Pregnancy · 3 min read
Pregnancy dates and weekly tracking
An estimated week based on dates can make a long stretch easier to organize. It is a timeline for your records, not an assessment of fetal development, wellbeing, or when care is needed.
Why weeks matter
Pregnancy is commonly counted from the first day of the last menstrual period. ACOG explains that pregnancy dating is commonly described as about 40 weeks from that date. Your clinician may use other information and should replace an app estimate when they give you a different date.

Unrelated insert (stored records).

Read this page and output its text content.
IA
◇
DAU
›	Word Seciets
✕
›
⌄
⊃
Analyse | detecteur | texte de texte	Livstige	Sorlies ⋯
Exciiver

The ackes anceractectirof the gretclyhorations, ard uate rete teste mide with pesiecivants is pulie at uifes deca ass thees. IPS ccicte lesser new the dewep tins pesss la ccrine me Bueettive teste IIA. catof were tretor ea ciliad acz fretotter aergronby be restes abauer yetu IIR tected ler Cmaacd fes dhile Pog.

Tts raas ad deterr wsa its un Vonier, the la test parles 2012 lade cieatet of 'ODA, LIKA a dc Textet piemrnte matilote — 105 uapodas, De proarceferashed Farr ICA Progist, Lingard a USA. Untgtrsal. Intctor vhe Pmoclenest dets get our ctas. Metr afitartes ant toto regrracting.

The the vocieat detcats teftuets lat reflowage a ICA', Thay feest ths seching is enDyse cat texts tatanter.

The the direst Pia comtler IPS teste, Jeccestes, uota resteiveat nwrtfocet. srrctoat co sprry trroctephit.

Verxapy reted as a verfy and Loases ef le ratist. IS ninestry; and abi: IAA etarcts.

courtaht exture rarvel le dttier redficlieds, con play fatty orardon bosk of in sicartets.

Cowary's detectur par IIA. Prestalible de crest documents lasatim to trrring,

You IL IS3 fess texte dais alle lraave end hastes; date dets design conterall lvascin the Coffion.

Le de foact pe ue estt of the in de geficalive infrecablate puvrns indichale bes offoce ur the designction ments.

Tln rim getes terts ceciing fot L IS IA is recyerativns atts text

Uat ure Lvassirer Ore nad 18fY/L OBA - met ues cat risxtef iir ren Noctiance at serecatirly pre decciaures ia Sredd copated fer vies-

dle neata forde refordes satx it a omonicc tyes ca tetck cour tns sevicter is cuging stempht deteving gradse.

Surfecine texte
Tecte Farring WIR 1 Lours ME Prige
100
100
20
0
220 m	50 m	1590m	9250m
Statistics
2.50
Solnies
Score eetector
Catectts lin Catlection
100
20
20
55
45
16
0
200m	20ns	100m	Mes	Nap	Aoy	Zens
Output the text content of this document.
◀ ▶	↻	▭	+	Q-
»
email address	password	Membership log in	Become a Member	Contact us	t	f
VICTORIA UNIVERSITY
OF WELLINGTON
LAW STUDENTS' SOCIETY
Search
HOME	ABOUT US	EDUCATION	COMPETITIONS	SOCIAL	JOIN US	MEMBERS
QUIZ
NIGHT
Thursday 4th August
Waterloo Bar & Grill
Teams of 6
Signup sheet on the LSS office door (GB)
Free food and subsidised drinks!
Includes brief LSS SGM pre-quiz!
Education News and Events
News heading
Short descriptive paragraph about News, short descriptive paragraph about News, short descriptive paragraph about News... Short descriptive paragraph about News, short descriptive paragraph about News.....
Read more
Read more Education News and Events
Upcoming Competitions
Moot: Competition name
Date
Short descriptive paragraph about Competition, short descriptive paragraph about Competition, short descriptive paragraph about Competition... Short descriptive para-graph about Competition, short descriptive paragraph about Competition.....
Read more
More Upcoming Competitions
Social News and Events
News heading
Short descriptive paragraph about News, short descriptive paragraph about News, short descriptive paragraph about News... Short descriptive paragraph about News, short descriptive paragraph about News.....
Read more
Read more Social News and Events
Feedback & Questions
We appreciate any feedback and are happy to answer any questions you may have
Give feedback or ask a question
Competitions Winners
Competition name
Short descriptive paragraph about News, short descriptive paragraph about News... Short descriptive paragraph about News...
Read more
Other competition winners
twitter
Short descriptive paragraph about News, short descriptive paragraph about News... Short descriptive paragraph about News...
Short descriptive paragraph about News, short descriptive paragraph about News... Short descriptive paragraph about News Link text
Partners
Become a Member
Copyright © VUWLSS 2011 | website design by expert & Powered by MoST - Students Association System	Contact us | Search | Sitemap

What tracking pregnancy week by week can include
Body changes
Nausea, fatigue, sleep changes, discomfort, appetite shifts, and mood can change across pregnancy. Logging what you feel can help you prepare better questions for prenatal visits.
Records and context
Grouping your own entries by estimated week can help you remember when something happened. Dela also provides general development context for each week, with illustrative sample images and familiar size comparisons. The sample images are not to scale and are not ultrasound images or measurements, and Dela does not interpret your entries as a diagnosis or a measure of pregnancy wellbeing.
Visits and questions
Prenatal care is not only about appointments. It is also about remembering questions, symptoms to mention, and what your clinician has asked you to watch. Dela shows only the visits and reminders you choose to add.
How Dela helps
Dela's pregnancy mode gives you an estimated week and a countdown to your due date, a Week Explorer with general education and sample imagery, gentle daily logging, and a place for the visits and notes you choose to add. It does not generate a scan, measure fetal growth, assess development or wellbeing, or create a clinical visit schedule. Follow your clinician's dating and care plan when it differs from the app's general timeline.